I don’t think I ever asked my parents a lot of questions about Matthew and if I did ask any the answers probably left me more confused. To this day thinking about death creates feelings of confusion and anxiety. I have spent so much of my life trying to avoid the inevitable. Here I am, almost forty, realizing that I have spent all this time answering the question, “what do you want out of life?” With my answer being, “to not die”. I have spent half my life with the ridiculous goal of not dying. In my brokenness I answered a question about life with a statement about death. What is wrong with me? It took me almost forty years, half my life, to figure out that I have obsessed about the end. I’m glad I am having this realization now. At forty a lot of people start to face their mortality but I feel like I’m finally ready and able to stop focusing on my eventual death and start to face life. I want to be obsessed with life and that is not just the medication talking.
Since becoming a Christian my views on death have changed, but I’ve still been obsessed with it. I’m always thinking about the end of my time here in this body and how freeing it will be, yet still scared that it will happen too soon and I’ll end up hurting my mom and dad like the death of Matthew did. And now that I am married with children I know that my death would have such an impact on the lives of my own family that I am in no rush to have this happen. In fact, I really, really, really, don’t want to die so I can be there for them. But my focus is still wrong. I am still obsessed with death and avoiding death when I should be focusing on what to do while I’m alive.
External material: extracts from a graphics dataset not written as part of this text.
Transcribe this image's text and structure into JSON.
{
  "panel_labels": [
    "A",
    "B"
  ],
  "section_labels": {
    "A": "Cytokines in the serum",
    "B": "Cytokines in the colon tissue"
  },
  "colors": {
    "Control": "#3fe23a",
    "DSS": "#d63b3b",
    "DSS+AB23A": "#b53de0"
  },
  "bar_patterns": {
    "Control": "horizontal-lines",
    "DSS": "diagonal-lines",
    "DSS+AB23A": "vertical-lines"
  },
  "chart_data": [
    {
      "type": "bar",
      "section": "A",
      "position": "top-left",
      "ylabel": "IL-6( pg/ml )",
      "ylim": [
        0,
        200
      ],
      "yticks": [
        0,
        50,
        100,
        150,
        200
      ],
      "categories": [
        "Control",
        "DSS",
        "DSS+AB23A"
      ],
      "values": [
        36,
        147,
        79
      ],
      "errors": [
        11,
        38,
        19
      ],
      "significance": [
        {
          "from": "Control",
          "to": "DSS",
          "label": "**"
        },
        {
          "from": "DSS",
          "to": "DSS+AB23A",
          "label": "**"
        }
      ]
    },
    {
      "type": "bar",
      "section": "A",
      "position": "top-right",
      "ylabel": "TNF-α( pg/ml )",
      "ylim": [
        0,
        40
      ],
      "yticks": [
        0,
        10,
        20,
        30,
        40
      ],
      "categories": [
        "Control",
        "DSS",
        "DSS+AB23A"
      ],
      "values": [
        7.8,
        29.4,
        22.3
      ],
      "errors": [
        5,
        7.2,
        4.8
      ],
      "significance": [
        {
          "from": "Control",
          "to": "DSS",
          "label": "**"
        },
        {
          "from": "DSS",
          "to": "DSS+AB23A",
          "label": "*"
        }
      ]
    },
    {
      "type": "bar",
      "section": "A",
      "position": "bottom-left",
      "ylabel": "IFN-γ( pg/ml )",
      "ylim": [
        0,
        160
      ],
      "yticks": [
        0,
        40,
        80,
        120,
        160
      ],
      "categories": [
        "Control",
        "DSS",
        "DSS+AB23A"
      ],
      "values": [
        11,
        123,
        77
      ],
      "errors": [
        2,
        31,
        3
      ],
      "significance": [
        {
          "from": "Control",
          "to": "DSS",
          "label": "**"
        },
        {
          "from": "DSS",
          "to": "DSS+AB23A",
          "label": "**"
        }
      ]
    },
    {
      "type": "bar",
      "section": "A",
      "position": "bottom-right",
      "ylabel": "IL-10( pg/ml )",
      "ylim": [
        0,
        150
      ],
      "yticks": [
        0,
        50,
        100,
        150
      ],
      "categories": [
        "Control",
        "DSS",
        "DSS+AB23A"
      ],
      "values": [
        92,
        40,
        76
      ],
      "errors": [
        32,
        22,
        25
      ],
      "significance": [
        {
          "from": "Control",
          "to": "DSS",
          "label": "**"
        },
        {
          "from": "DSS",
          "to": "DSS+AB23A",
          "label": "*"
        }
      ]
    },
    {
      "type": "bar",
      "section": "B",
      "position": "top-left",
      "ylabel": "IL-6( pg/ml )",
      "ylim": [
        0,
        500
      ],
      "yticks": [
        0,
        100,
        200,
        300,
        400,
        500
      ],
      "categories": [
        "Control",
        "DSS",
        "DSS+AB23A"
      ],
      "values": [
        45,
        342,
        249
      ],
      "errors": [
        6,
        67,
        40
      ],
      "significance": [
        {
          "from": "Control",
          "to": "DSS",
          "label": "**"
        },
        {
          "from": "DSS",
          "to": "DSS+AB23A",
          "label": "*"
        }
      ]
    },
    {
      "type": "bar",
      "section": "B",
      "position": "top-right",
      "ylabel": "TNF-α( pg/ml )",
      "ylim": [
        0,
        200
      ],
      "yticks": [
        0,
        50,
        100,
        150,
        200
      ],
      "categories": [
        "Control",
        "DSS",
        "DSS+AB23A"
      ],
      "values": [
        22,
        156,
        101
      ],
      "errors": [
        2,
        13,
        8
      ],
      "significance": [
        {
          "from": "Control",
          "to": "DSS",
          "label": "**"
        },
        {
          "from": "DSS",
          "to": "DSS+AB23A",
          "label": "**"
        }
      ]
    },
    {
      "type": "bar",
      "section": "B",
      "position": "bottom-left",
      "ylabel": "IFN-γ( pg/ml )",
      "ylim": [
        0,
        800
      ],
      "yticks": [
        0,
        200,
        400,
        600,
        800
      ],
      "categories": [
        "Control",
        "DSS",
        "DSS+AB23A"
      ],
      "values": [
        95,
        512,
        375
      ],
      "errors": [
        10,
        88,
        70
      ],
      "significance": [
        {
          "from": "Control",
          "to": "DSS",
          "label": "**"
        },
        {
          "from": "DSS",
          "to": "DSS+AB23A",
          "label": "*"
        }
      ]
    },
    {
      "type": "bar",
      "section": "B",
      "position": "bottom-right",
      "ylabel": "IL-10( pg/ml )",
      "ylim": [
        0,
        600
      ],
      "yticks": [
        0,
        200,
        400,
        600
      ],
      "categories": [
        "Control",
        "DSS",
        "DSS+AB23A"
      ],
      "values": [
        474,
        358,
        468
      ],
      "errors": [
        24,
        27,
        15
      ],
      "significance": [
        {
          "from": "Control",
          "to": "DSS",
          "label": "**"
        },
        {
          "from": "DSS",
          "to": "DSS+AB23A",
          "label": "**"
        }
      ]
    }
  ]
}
Now, when I look at the question, “what do you want out of life?” I wonder if that is even a question I should be asking at all. Is it about me? Should I be trying to get anything at all out of life? Is this not a self-centered question? Now, I am not trying to say we shouldn’t have fun. Enjoy life. Eat, drink, and be merry. Find what pleasures you can and enjoy them but, like death, they are not something to obsess over. Some might say we shouldn’t obsess on anything, but for me, that’s asking this fish not to swim. Obsessing on things is what I do so obsessing on the pleasures in life will inevitably become a life of self-obsession.
Besides, is our life our own or is it owed to the people around us? I honestly feel like I owe my life to God and I can best give my life to God by living for the people around me. I worship God by living for the only thing the Bible said are made in the image of God (humans) so if I live to only serve myself I am in essence worshiping an image of God. I do not want to worship the image of God (humanity) by serving myself. I want to worship God and I do this by serving the people made in God’s image, helping them and caring for their needs.
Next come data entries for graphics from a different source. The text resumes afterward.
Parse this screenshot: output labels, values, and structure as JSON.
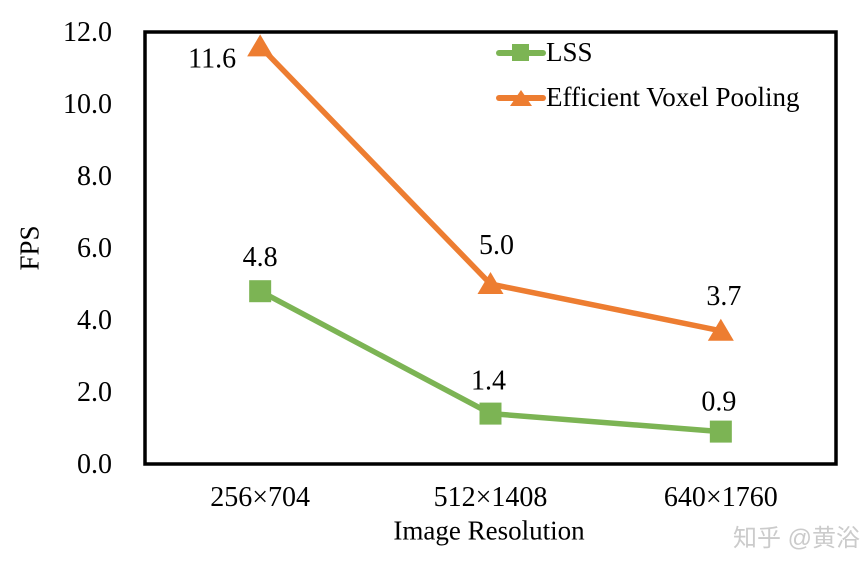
{
  "chart_data": {
    "type": "line",
    "title": "",
    "xlabel": "Image Resolution",
    "ylabel": "FPS",
    "categories": [
      "256×704",
      "512×1408",
      "640×1760"
    ],
    "series": [
      {
        "name": "LSS",
        "color": "#7CB454",
        "marker": "square",
        "values": [
          4.8,
          1.4,
          0.9
        ],
        "labels": [
          "4.8",
          "1.4",
          "0.9"
        ],
        "label_offsets": [
          [
            0,
            -34
          ],
          [
            -2,
            -33
          ],
          [
            -2,
            -30
          ]
        ]
      },
      {
        "name": "Efficient Voxel Pooling",
        "color": "#ED7D31",
        "marker": "triangle",
        "values": [
          11.6,
          5.0,
          3.7
        ],
        "labels": [
          "11.6",
          "5.0",
          "3.7"
        ],
        "label_offsets": [
          [
            -48,
            12
          ],
          [
            6,
            -39
          ],
          [
            3,
            -35
          ]
        ]
      }
    ],
    "ylim": [
      0,
      12
    ],
    "ytick_values": [
      0,
      2,
      4,
      6,
      8,
      10,
      12
    ],
    "yticks": [
      "0.0",
      "2.0",
      "4.0",
      "6.0",
      "8.0",
      "10.0",
      "12.0"
    ],
    "grid": false,
    "legend_position": "top-center-inside",
    "axis_color": "#000000"
  },
  "watermark": {
    "text": "知乎 @黄浴",
    "color": "#cbcbcb"
  }
}
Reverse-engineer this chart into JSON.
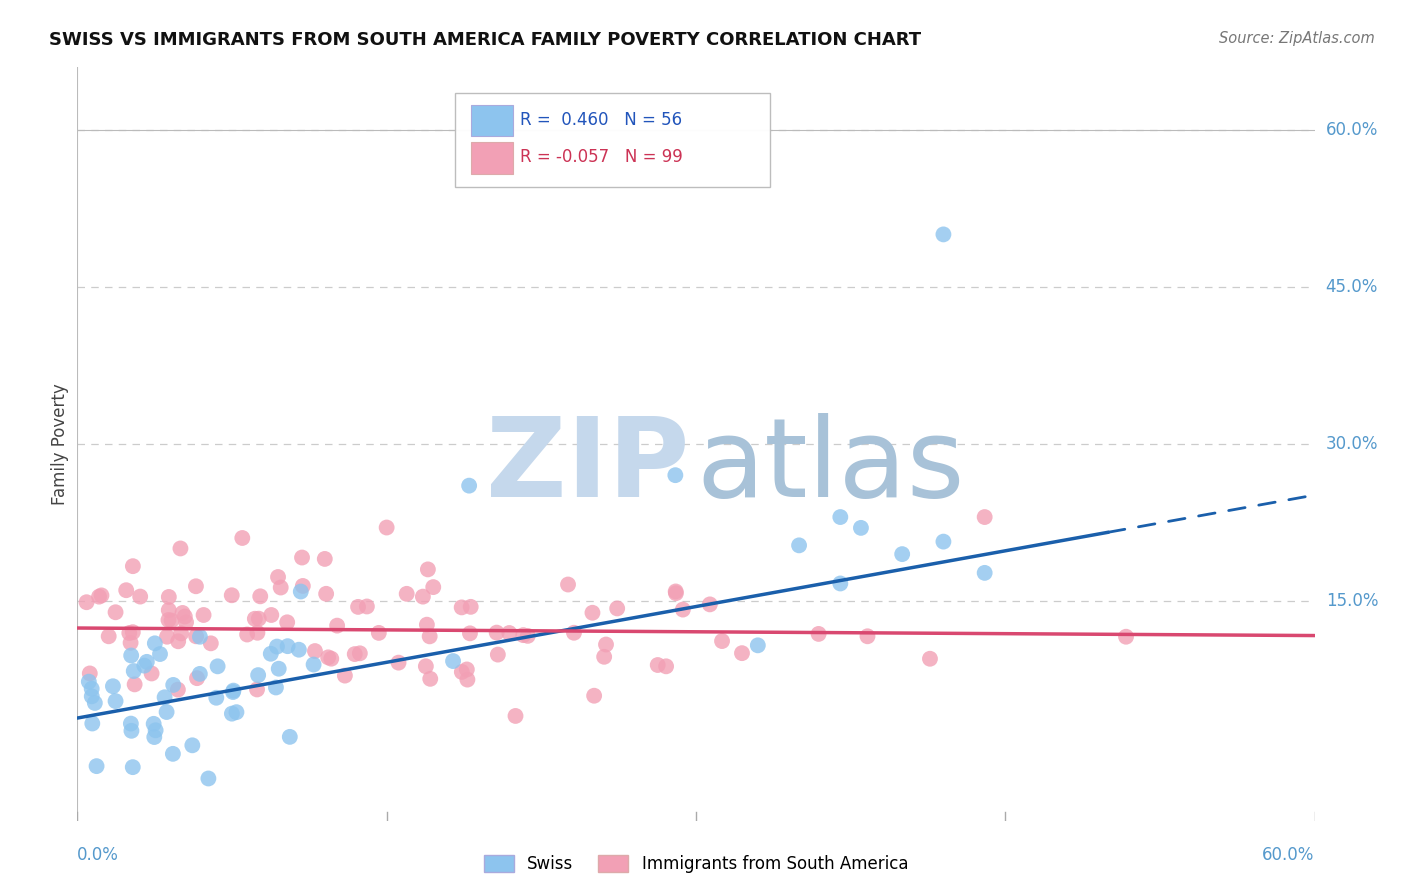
{
  "title": "SWISS VS IMMIGRANTS FROM SOUTH AMERICA FAMILY POVERTY CORRELATION CHART",
  "source": "Source: ZipAtlas.com",
  "ylabel": "Family Poverty",
  "xmin": 0.0,
  "xmax": 0.6,
  "ymin": -0.06,
  "ymax": 0.66,
  "legend_r1": "R =  0.460",
  "legend_n1": "N = 56",
  "legend_r2": "R = -0.057",
  "legend_n2": "N = 99",
  "color_swiss": "#8DC4EE",
  "color_sa": "#F2A0B5",
  "color_swiss_line": "#1A5FAB",
  "color_sa_line": "#D94870",
  "watermark_zip_color": "#C5D8EC",
  "watermark_atlas_color": "#A8C2D8",
  "grid_color": "#CCCCCC",
  "background_color": "#FFFFFF",
  "right_label_color": "#5599CC",
  "title_color": "#111111",
  "source_color": "#777777",
  "ylabel_color": "#444444",
  "bottom_label_color": "#5599CC"
}
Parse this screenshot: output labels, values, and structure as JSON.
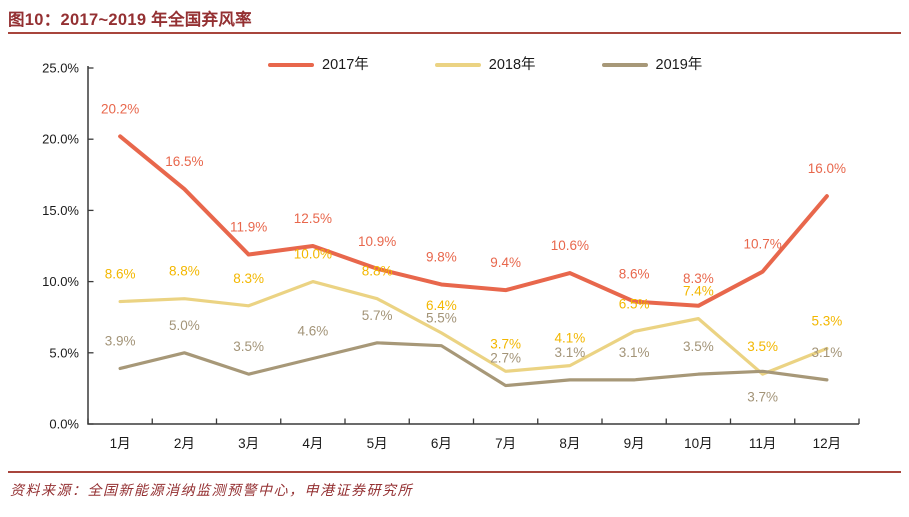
{
  "header": {
    "title": "图10：2017~2019 年全国弃风率"
  },
  "footer": {
    "source": "资料来源：全国新能源消纳监测预警中心，申港证券研究所"
  },
  "colors": {
    "title": "#943032",
    "rule": "#A8453C",
    "axis": "#3a3a3a",
    "tick_text": "#1a1a1a"
  },
  "chart_data": {
    "type": "line",
    "title": "2017~2019 年全国弃风率",
    "categories": [
      "1月",
      "2月",
      "3月",
      "4月",
      "5月",
      "6月",
      "7月",
      "8月",
      "9月",
      "10月",
      "11月",
      "12月"
    ],
    "series": [
      {
        "name": "2017年",
        "color": "#E8674C",
        "label_color": "#E8674C",
        "values": [
          20.2,
          16.5,
          11.9,
          12.5,
          10.9,
          9.8,
          9.4,
          10.6,
          8.6,
          8.3,
          10.7,
          16.0
        ]
      },
      {
        "name": "2018年",
        "color": "#EBD383",
        "label_color": "#F3B700",
        "values": [
          8.6,
          8.8,
          8.3,
          10.0,
          8.8,
          6.4,
          3.7,
          4.1,
          6.5,
          7.4,
          3.5,
          5.3
        ]
      },
      {
        "name": "2019年",
        "color": "#A79878",
        "label_color": "#A39478",
        "values": [
          3.9,
          5.0,
          3.5,
          4.6,
          5.7,
          5.5,
          2.7,
          3.1,
          3.1,
          3.5,
          3.7,
          3.1
        ]
      }
    ],
    "xlabel": "",
    "ylabel": "",
    "ylim": [
      0,
      25
    ],
    "ytick_values": [
      0,
      5,
      10,
      15,
      20,
      25
    ],
    "ytick_labels": [
      "0.0%",
      "5.0%",
      "10.0%",
      "15.0%",
      "20.0%",
      "25.0%"
    ],
    "value_suffix": "%",
    "grid": false,
    "legend_position": "top-center",
    "data_labels": true,
    "label_placement_exceptions": [
      {
        "series": "2019年",
        "category": "11月",
        "position": "below"
      }
    ]
  }
}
I do not have a bucket list. There are things I want to do in life but I do not really care if I ever experience them. Life is so much more than the sum of all our experiences that completing a list of things to do before I die seems meaningless. That is not to say other people should not have a bucket list. They are a great tool to help people begin to face their mortality. But, facing my mortality isn’t my problem, it is how do I best live life in spite of my mortality.